Bajo  ese derrotero, no habiendo sido demostrado que para el 14 de  septiembre de 2019 la sociedad VARGAS  & VARGAS E HIJAS SAS, propietaria  de la empresa DISTRIBUCIONES   AVC POPULARES,  tenía conocimiento de que ZANDRA  SORIA OVANDO padecía  una pérdida de capacidad laboral moderada, estimada en 16,57%,  esa circunstancia impide considerar a la actora sujeto de especial  protección e inferir que la terminación del vínculo  estuvo revestida de un tinte discriminatorio como alega en su escrito  de impugnación.  

Corolario  de lo expuesto, la demanda de tutela lejos estaría, como  sucede en el sub  judice,  de cumplir con los requisitos de habilitación, cuando gira  únicamente en torno a cuestionar la valoración  probatoria realizada por el  juzgado y el tribunal demandados,  proponiendo unas consideraciones personales de la accionante que, si  bien son respetables, no alcanzan a plantear un asunto de estricto  contenido constitucional con la capacidad de derruir la doble  presunción de legalidad y acierto que a tales decisiones es  inherente, pretendiendo continuar el debate en sede constitucional  como si la acción de tutela fuera una instancia más del  proceso.  

Se  precisa entonces que las discrepancias frente a la apreciación  de pruebas no son violatorias, per  se,  de derechos fundamentales, y en esa medida la acción de tutela  no procede para impugnar providencias judiciales cuando el supuesto  afectado simplemente no coincide con la posición del  funcionario, pues las vías de hecho son defectos graves en el  ejercicio de la actividad jurisdiccional que comprometen el debido  proceso y la integridad del ordenamiento jurídico, categoría  en la que no encajan las divergencias por valoración  probatoria.  

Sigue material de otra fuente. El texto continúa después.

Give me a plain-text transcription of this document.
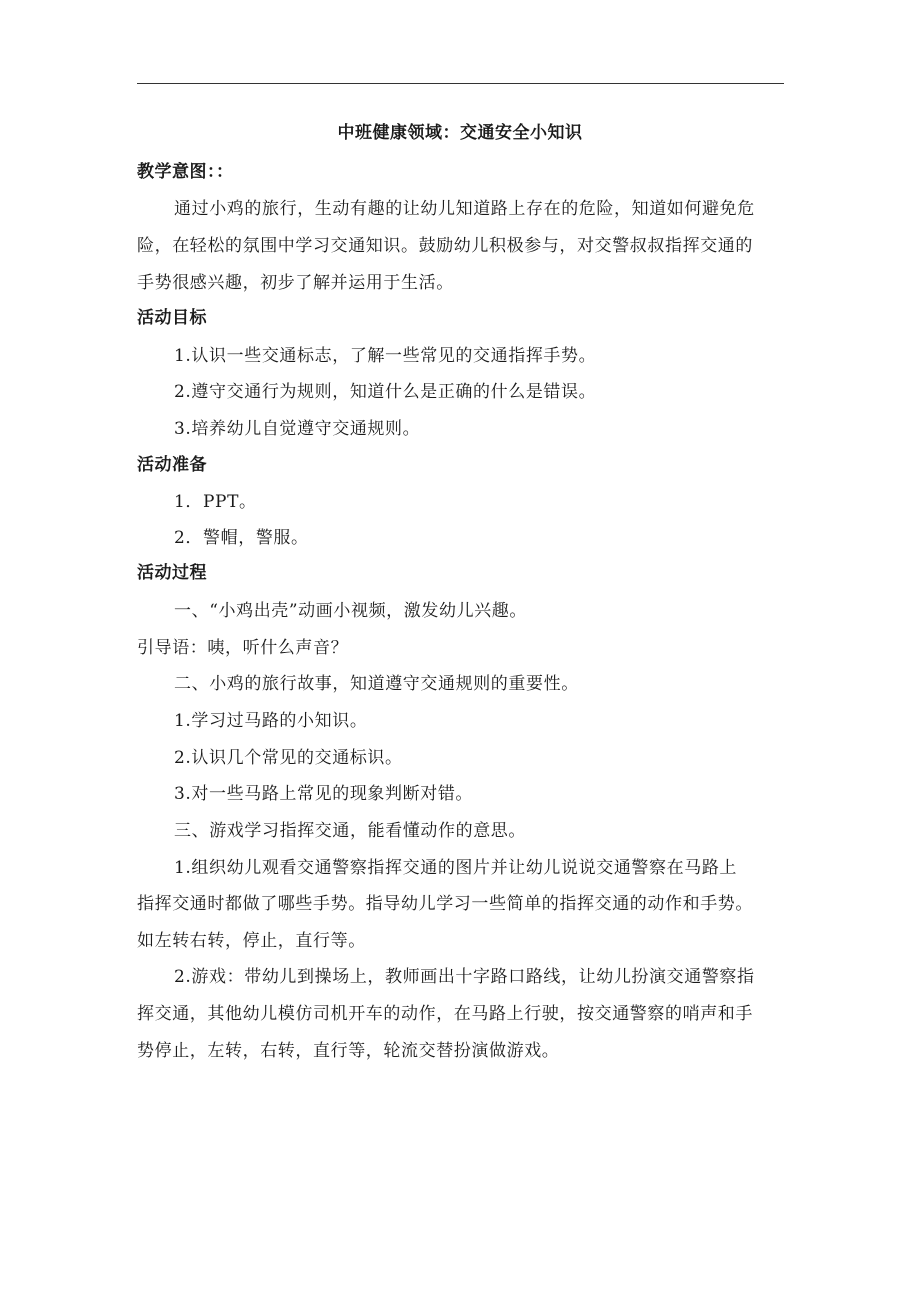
中班健康领域：交通安全小知识
教学意图：：
通过小鸡的旅行，生动有趣的让幼儿知道路上存在的危险，知道如何避免危
险，在轻松的氛围中学习交通知识。鼓励幼儿积极参与，对交警叔叔指挥交通的
手势很感兴趣，初步了解并运用于生活。
活动目标
1.认识一些交通标志，了解一些常见的交通指挥手势。
2.遵守交通行为规则，知道什么是正确的什么是错误。
3.培养幼儿自觉遵守交通规则。
活动准备
1．PPT。
2．警帽，警服。
活动过程
一、“小鸡出壳”动画小视频，激发幼儿兴趣。
引导语：咦，听什么声音？
二、小鸡的旅行故事，知道遵守交通规则的重要性。
1.学习过马路的小知识。
2.认识几个常见的交通标识。
3.对一些马路上常见的现象判断对错。
三、游戏学习指挥交通，能看懂动作的意思。
1.组织幼儿观看交通警察指挥交通的图片并让幼儿说说交通警察在马路上
指挥交通时都做了哪些手势。指导幼儿学习一些简单的指挥交通的动作和手势。
如左转右转，停止，直行等。
2.游戏：带幼儿到操场上，教师画出十字路口路线，让幼儿扮演交通警察指
挥交通，其他幼儿模仿司机开车的动作，在马路上行驶，按交通警察的哨声和手
势停止，左转，右转，直行等，轮流交替扮演做游戏。
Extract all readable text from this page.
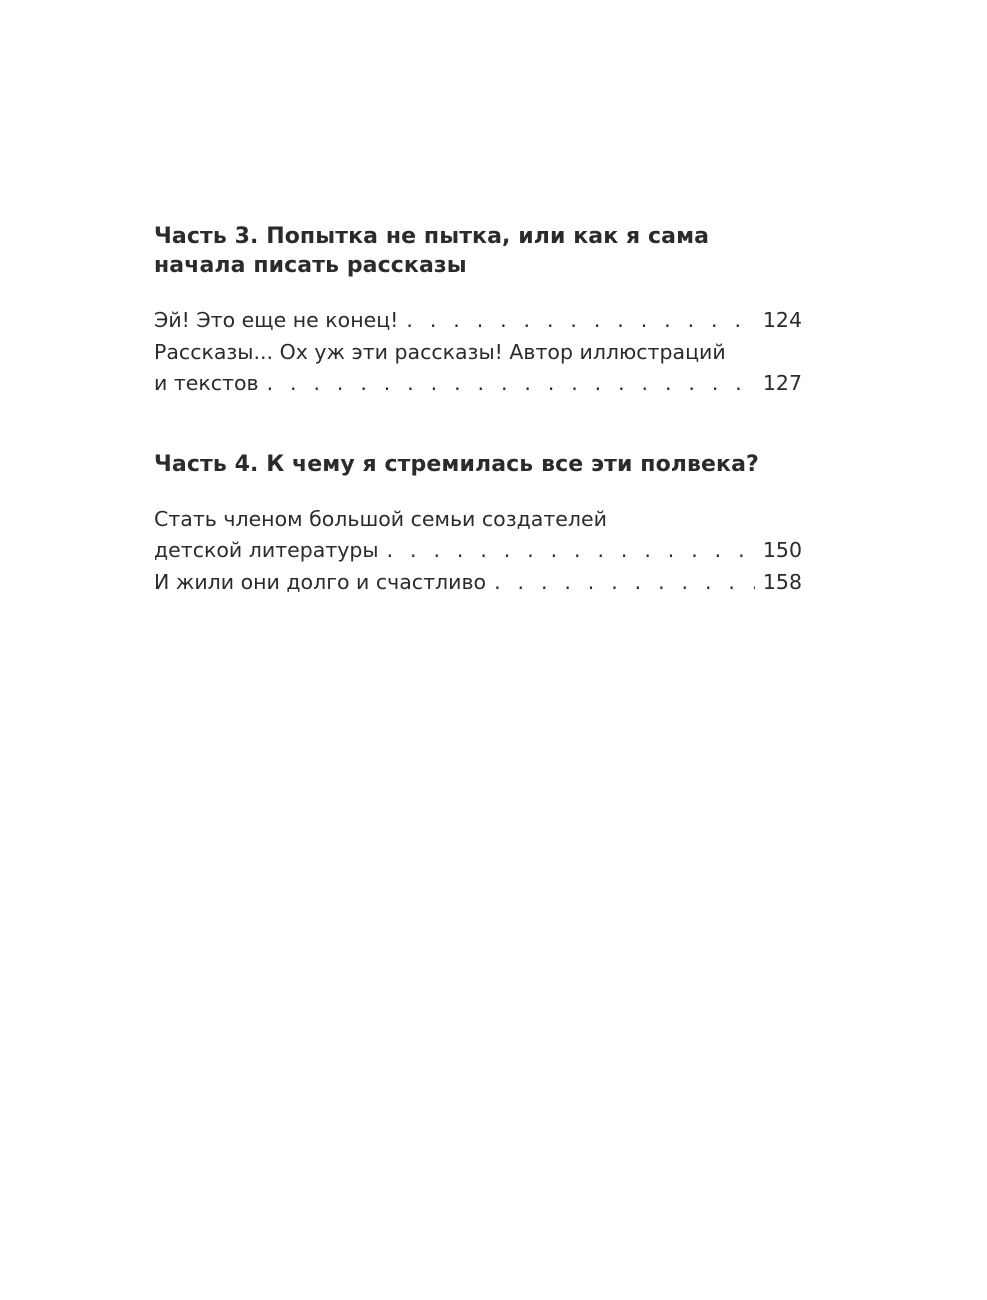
Часть 3. Попытка не пытка, или как я сама начала писать рассказы
Эй! Это еще не конец! . . .	124
Рассказы... Ох уж эти рассказы! Автор иллюстраций
и текстов . . .	127
Часть 4. К чему я стремилась все эти полвека?
Стать членом большой семьи создателей
детской литературы . . .	150
И жили они долго и счастливо . . .	158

Por  consiguiente, se confirma íntegramente el fallo recurrido.  

En  mérito de lo expuesto, la SALA  DE DECISIÓN DE TUTELAS N° 2 DE LA SALA DE CASACIÓN  PENAL DE LA CORTE SUPREMA DE JUSTICIA,  administrando justicia en nombre de la República y por  autoridad de la Ley,  

RESUELVE:  

1.        CONFIRMAR  la  sentencia del 14 de agosto de 2019,  proferida por la Sala de Casación Laboral de la Corte Suprema  de Justicia, a través de la cual negó  el amparo invocado por  la ciudadana ZANDRA  SORIA OVANDO.  

2.        NOTIFICAR  esta  providencia de conformidad con el artículo 30 del Decreto 2591  de 1991.  

3.        REMITIR  el  expediente a la Corte Constitucional para su eventual revisión.  

NOTIFÍQUESE  Y CÚMPLASE.  

PATRICIA  SALAZAR CUÉLLAR  

LUIS  ANTONIO HERNÁNDEZ BARBOSA  

NUBIA YOLANDA  NOVA GARCÍA  

Secretaria  

1          CSJ Sentencia SL3772-2018.